There was something different about him, Maddy thought. Something beyond the obvious good looks. It was in the way his eyes caught the light. The way he looked at her. They way he held her gaze. The funniest thing was, it made her want to trust him.

She was surprised to find herself speaking.

“Okay, follow me.”

Jacks jumped to his feet and followed Maddy around the counter and into the back. He couldn’t believe she didn’t recognize him, but at this point he didn’t care. He wasn’t concerned with anything except getting out of the dining room.

Maddy’s uncle was cleaning the griddle as they passed. Before Kevin could look up, Maddy had taken Jacks into their tiny office and closed the door.
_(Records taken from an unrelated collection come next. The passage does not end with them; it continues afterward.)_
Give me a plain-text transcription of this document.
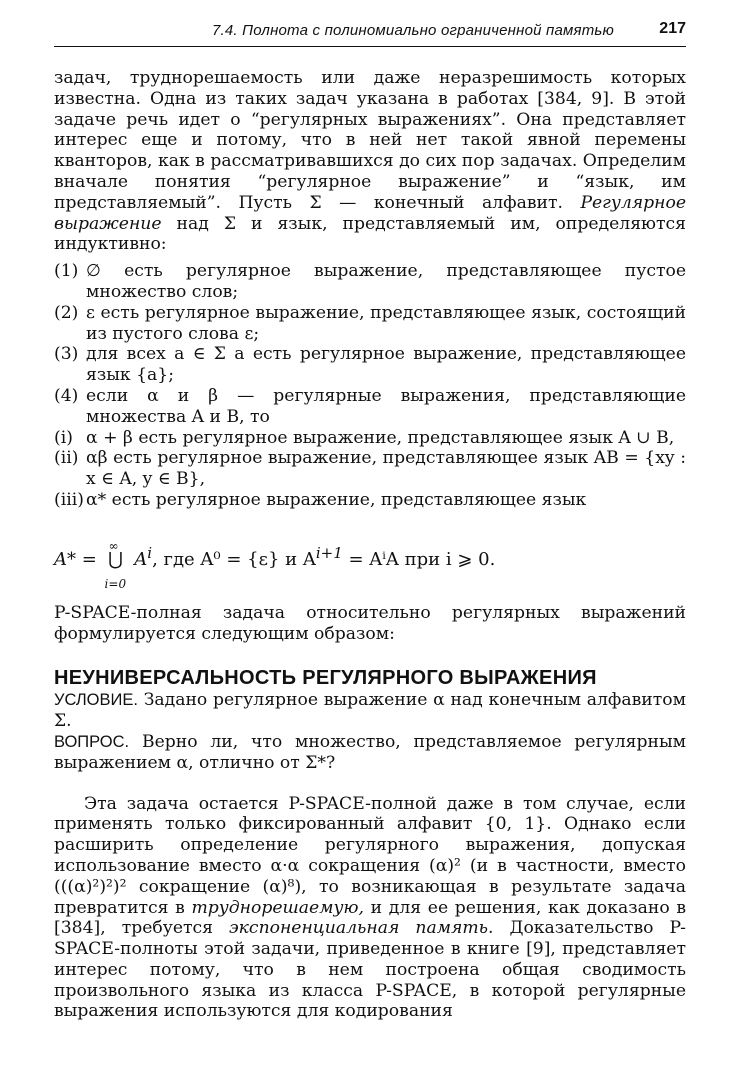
7.4. Полнота с полиномиально ограниченной памятью	217

задач, труднорешаемость или даже неразрешимость которых известна. Одна из таких задач указана в работах [384, 9]. В этой задаче речь идет о “регулярных выражениях”. Она представляет интерес еще и потому, что в ней нет такой явной перемены кванторов, как в рассматривавшихся до сих пор задачах. Определим вначале понятия “регулярное выражение” и “язык, им представляемый”. Пусть Σ — конечный алфавит. Регулярное выражение над Σ и язык, представляемый им, определяются индуктивно:

(1) ∅ есть регулярное выражение, представляющее пустое множество слов;
(2) ε есть регулярное выражение, представляющее язык, состоящий из пустого слова ε;
(3) для всех a ∈ Σ a есть регулярное выражение, представляющее язык {a};
(4) если α и β — регулярные выражения, представляющие множества A и B, то
(i) α + β есть регулярное выражение, представляющее язык A ∪ B,
(ii) αβ есть регулярное выражение, представляющее язык AB = {xy : x ∈ A, y ∈ B},
(iii) α* есть регулярное выражение, представляющее язык
A* =
∞
⋃
i=0
$A^i$, где A⁰ = {ε} и $A^{i+1} = A^iA$ при i ⩾ 0.

P-SPACE-полная задача относительно регулярных выражений формулируется следующим образом:

НЕУНИВЕРСАЛЬНОСТЬ РЕГУЛЯРНОГО ВЫРАЖЕНИЯ

УСЛОВИЕ. Задано регулярное выражение α над конечным алфавитом Σ.

ВОПРОС. Верно ли, что множество, представляемое регулярным выражением α, отлично от Σ*?

Эта задача остается P-SPACE-полной даже в том случае, если применять только фиксированный алфавит {0, 1}. Однако если расширить определение регулярного выражения, допуская использование вместо α·α сокращения (α)² (и в частности, вместо (((α)²)²)² сокращение (α)⁸), то возникающая в результате задача превратится в труднорешаемую, и для ее решения, как доказано в [384], требуется экспоненциальная память. Доказательство P-SPACE-полноты этой задачи, приведенное в книге [9], представляет интерес потому, что в нем построена общая сводимость произвольного языка из класса P-SPACE, в которой регулярные выражения используются для кодирования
The room was dingy and cramped. A battered metal desk was covered in piles of receipts and bills, an old picture of Maddy and Uncle Kevin in a frame poking up out of the mess. Maddy’s backpack, exploding with textbooks and college brochures, sat on the floor. She smoothed her uniform and found an application among a stack of forms. Jacks took a seat in the creaky chair opposite the desk and pulled his hood back.

“Thanks,” he said.

“Sure.”

Closed in the small room with him, the fact struck Maddy that this boy’s beauty was nearly overwhelming. Who was this guy? It didn’t even seem real. His pale blue eyes were piercing under strong, dark eyebrows, and his model good looks sat on a sturdy face, giving him a slightly rugged quality.

“Okay,” she said, assembling her thoughts and grabbing a pen out of a nearby coffee mug. “I didn’t get your name.”

“It’s Ja . . . Jason.” Jacks looked over to a newspaper sitting on the desk and read the headline: STOCKS SLIDE AGAIN. “Jason Stockton.”

“Okay, Mr. Stockton,” Maddy said, “do you have any prior experience in serving?”

“No,” Jacks said. Maddy looked up at him.

“Any experience in the restaurant industry at all?”

“No.”

Maddy sat back in her chair. “You know, Jason, to get a restaurant job in Angel City it’s pretty much required to have some experience serving.”

Jacks’s lips pulled up into a half-grin. “Well, how are you supposed to get experience if you can’t land a job to begin with?”

Maddy folded her arms and leaned over the table. She was trying not to flirt, but she almost couldn’t help herself.

“Okay, then, why should I hire you?”

Jacks looked for something, anything, that would keep him safely in the back room. His eyes drifted down to Maddy’s backpack and a college brochure sticking out between two textbooks.

“To save money for college,” he said, improvising. Maddy paused, her expression softening. Jacks looked at the image of the leafy campus on the brochure’s cover. “Somewhere back east, actually. Away from Angel City.”

“Really?” Maddy said, her interest piqued.

“Yeah . . .” Jacks said unsteadily. He took a deep breath and lied. “It’s always been my dream. Problem is my family, well, we don’t have a ton of money right now.”

Maddy shook her head in empathy. “I know how that is. Did your dad lose his job or something?”

“Actually, he . . .” Jacks trailed off, searching Maddy’s eyes. He was surprised she had unwittingly brought him back to the truth. “He died.”